Далёкие милые были (Никоненко) - страница 23

Поехали… поехали на Смоленщину – голодную, нищую, полусожжённую фашистами. Поехали туда, откуда меня моя мама несла из огня войны целых три года.

Вязьма – не город, а сплошные горы кирпичей. «Там в щебёнку каждый камень, в щепки каждое бревно», – напишет потом А. Твардовский. В Вязьме пересадка на другой поезд – до Новодугина. В Новодугине попутных машин не было до Андреевского – пошли пёхом. Тётке Шуре досталось (она в ту пору ещё крепкая была) – связала за ручки верёвкой две увесистые сумки, перекинула через плечо и потащила.
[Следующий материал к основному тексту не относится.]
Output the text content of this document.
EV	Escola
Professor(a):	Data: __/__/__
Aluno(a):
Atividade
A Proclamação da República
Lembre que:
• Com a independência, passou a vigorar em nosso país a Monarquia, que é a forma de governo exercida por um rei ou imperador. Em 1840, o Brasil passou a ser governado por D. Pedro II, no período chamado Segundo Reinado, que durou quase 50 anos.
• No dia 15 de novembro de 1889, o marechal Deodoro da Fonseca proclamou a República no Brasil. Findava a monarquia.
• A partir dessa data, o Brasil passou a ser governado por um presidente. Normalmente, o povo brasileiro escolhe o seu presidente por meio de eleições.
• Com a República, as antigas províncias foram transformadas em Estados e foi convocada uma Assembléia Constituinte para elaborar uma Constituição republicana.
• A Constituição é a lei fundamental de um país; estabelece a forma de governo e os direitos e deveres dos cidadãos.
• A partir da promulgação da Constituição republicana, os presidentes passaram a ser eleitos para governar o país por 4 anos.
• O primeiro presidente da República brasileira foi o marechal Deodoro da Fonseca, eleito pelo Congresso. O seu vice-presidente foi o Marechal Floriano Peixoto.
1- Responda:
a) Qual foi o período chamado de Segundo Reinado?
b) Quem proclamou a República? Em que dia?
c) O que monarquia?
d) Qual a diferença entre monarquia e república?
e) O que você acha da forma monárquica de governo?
Баба Таня в старом, латаном мешке, переделанном под рюкзак с опоясками, несла свои и мои вещички, там же у неё был узелок, с которым она никогда не расставалась. «Ето моё смертёное, – говорила она мне, не раз показывая кофту, юбку, платок и чулки, – в етом и у гроб лягу». Ещё у неё в мешке была дорожная еда и бутылка молока для меня.

Шли мы, шли от Новодугина до Андреевского тридцать вёрст – ни машин попутных, ни повозок. Дошли до деревни Пятерниково. А уж дело к вечеру, попросились на ночлег – пустили. С утра дальше пошли. Когда проходили деревню Кузнецово, тётка Шура сказала бабе Тане:

– В этой деревне Андреев родился, он каждый день со Сталиным работает, и Андреевское в честь него назвали.

– Во куды гляди, а не в бутылку, – заключила баба Таня.

Километров за пять до Андреевского догнала нас баба с большой плоской двухколёсной тачкой.

– Клади сумки, сажай мальца. Куды вам?

– В Корнеево, – ответила тётка Шура.

На тачке ехать было веселей, чем пешаком, как говорили на Смоленщине. Добрались до Корнеева. Родственников – полдеревни, и все вроде бы рады были. Кто-то меня помнил грудничком: «Я же тябе нянчила», – какая-то молодуха взяла меня на руки.

Едва баба Таня развязала свой мешок и достала сушки, так их и съели в один миг. Съела родня сушки и смотрит, чего ещё привезли, чего ещё можно съесть. А уж как добрались до крупы, стали тут же кашу варить. Кашу варили дней пять. Варили, уметали в присест и маму мою хвалили: «Ах, Нинка, ах молодец!» Никакие возражения бабы Тани, никакие доводы, что, мол, крупа для Серёньки, что, мол, Нина наказывала кашей кормить его каждый день, ни на кого не действовали.

– Ничё, с голоду не помрёть твой Серёнька!

А вот на День Победы, на 9 Мая чуть не помер всерьёз. Два моих троюродных дяди, два фронтовика – дядя Миша Дубенков без руки и дядя Вася Тужиков «без башки» (это он сам про себя так говорил: ему осколком, словно бритвой, срезало лобовую чашку, а мозг не задело. Врачи натянули ему кожу на дырку в голове и списали из армии. Дядя Вася сшил себе из воловьей шкуры защитную шапку – так и ходил в ней зимой и летом. «На сучок какой наткнусь энтим местом – и усё, и меня снета, и помёр») – нагнали самогона, рыбы в Днепре наловили и гуляли, пили и пели. Я открыл дверь, смотрел на них – они были такие смешные.